Las grandes productoras audiovisuales han encontrado un filón en esta pantomima cultural que hemos forjado. No es difícil encontrar cientos de series que, cubiertas con una pretenciosa actitud cultural, están destinadas a satisfacer ese afán de conocimiento impostado para ‘cultivarnos’ y no desentonar como individuos.
Nos basta, como colectivo, atragantarnos con decenas de capítulos, uno tras otro, de una producción sobre un maestro de filosofía. Esto sencillamente satisface nuestra necesidad de conocimiento rápido y sin esfuerzo, pero no desarrolla nuestro sentido crítico.
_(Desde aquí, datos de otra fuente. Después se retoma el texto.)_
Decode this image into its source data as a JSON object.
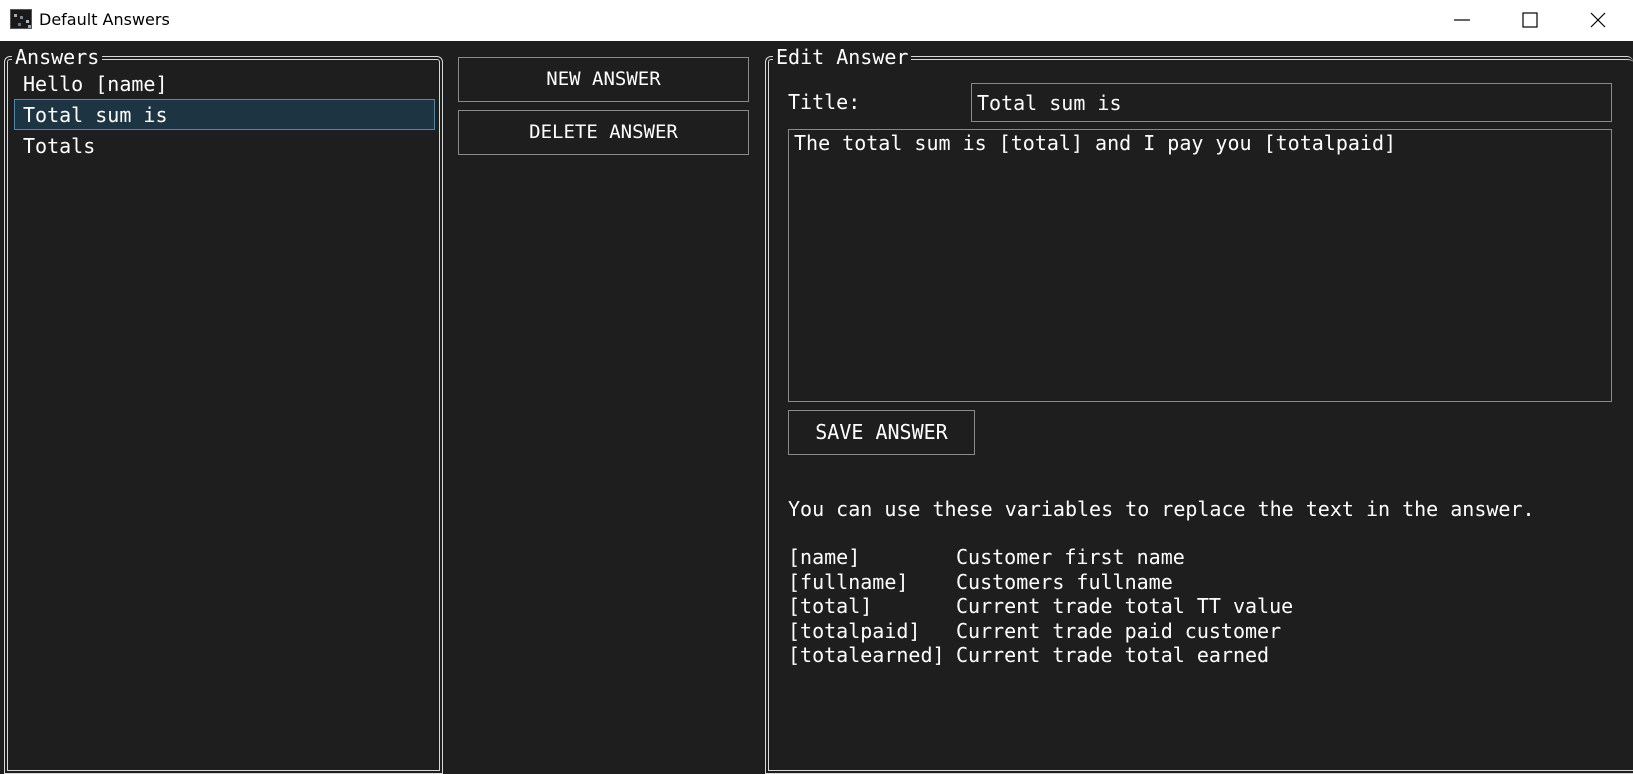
{
  "window": {
    "title": "Default Answers",
    "icon": "app-icon"
  },
  "answers_group": {
    "label": "Answers",
    "items": [
      {
        "label": "Hello [name]",
        "selected": false
      },
      {
        "label": "Total sum is",
        "selected": true
      },
      {
        "label": "Totals",
        "selected": false
      }
    ]
  },
  "actions": {
    "new_answer": "NEW ANSWER",
    "delete_answer": "DELETE ANSWER"
  },
  "edit_group": {
    "label": "Edit Answer",
    "title_label": "Title:",
    "title_value": "Total sum is",
    "body_value": "The total sum is [total] and I pay you [totalpaid]",
    "save_label": "SAVE ANSWER",
    "hint": "You can use these variables to replace the text in the answer.",
    "variables": [
      {
        "name": "[name]",
        "description": "Customer first name"
      },
      {
        "name": "[fullname]",
        "description": "Customers fullname"
      },
      {
        "name": "[total]",
        "description": "Current trade total TT value"
      },
      {
        "name": "[totalpaid]",
        "description": "Current trade paid customer"
      },
      {
        "name": "[totalearned]",
        "description": "Current trade total earned"
      }
    ]
  },
  "colors": {
    "background": "#1e1e1e",
    "selection_bg": "#1d3542",
    "selection_border": "#2e93c9",
    "border": "#8a8a8a"
  }
}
Apagamos la televisión con una falsa sensación de conocimiento por haber oído, durante horas, a un personaje hablar sobre filósofos para así encandilar a sus alumnos. Sentimos que ya hemos cumplido con nuestro deber y objetivo cultural. El conocimiento humano es, también, hablar con los muertos, y la única alternativa pedagógica frente a dicha serie televisiva es recurrir por nuestros propios medios a todos aquellos filósofos y averiguar de primera mano qué tienen que decirnos ellos a nosotros mismos como individuos críticos. Esto es lo lógico, pero algunos piensan que la televisión y la cultura edulcorada ya son suficientes, aunque hayan pasado por un filtro comercial.
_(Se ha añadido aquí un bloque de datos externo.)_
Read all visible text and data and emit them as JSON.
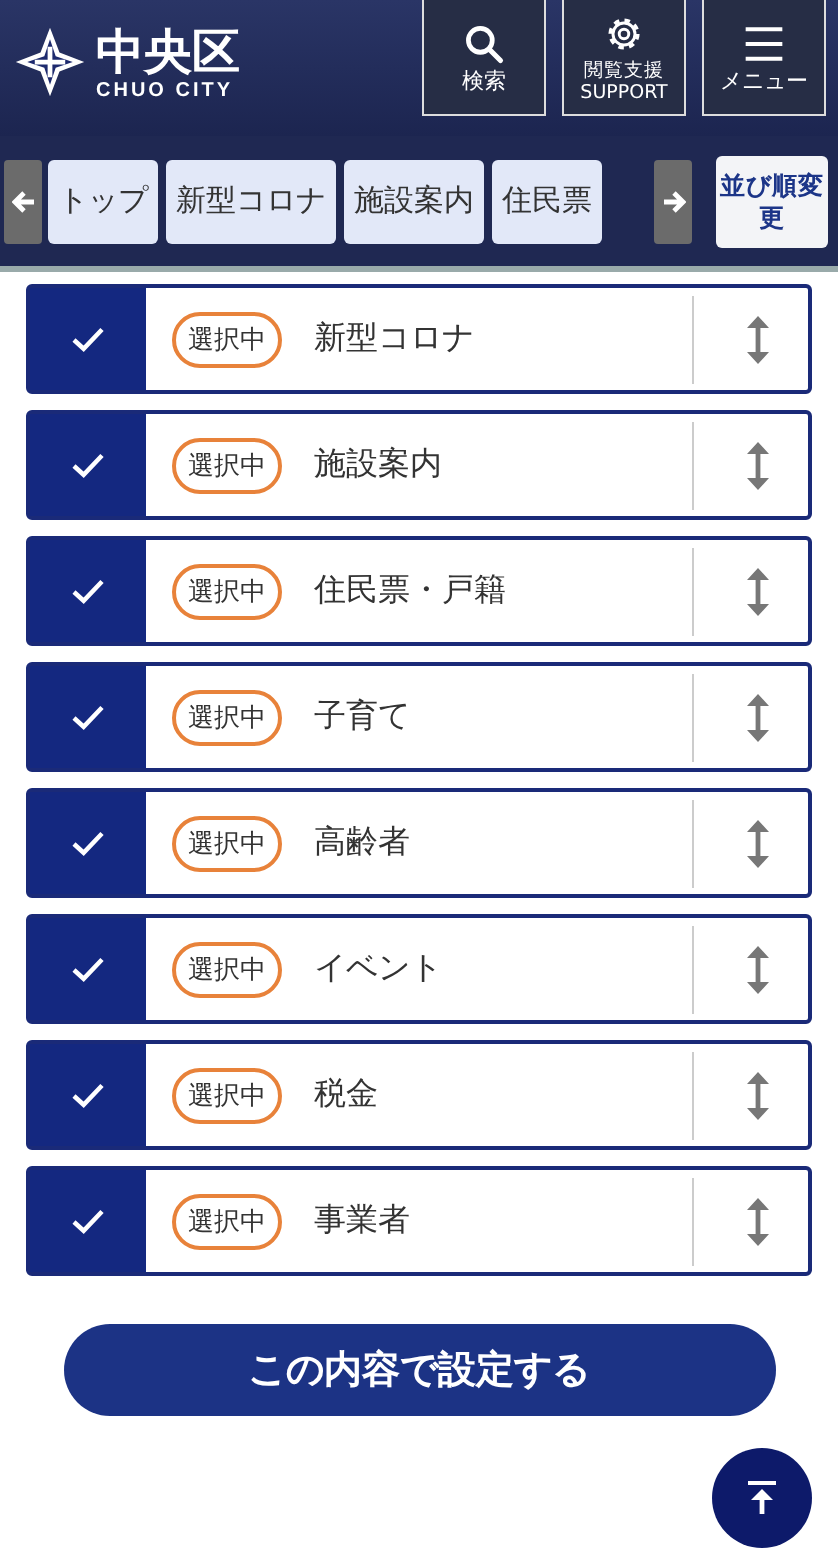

En este panorama todos somos cómplices. Algunos creen ostentar la guía cultural de la sociedad sin siquiera conocerla. A estos, Chernichevski los llama Media Azul, definiéndolos así: “... hablan con afectación absurda, con presunción sobre temas literarios o científicos, de los que no entienden ni jota. No hablan porque les interese de verdad, sino para lucir su inteligencia (que no tuvieron ocasión de recibir de la naturaleza), sus aspiraciones elevadas (que tienen tantas como la silla donde están sentados) y su cultura (que tienen tanta como un loro)”.
Desde luego, el objetivo no puede ser tan sencillo como criticar las nuevas consumiciones ‘culturales’, y nadie deberá sentirse identificado con este espejo, sino también despertar un genuino interés en el público por una literatura sin duda más elevada y enriquecedora. Cualquiera encontrara allí un verdadero tesoro.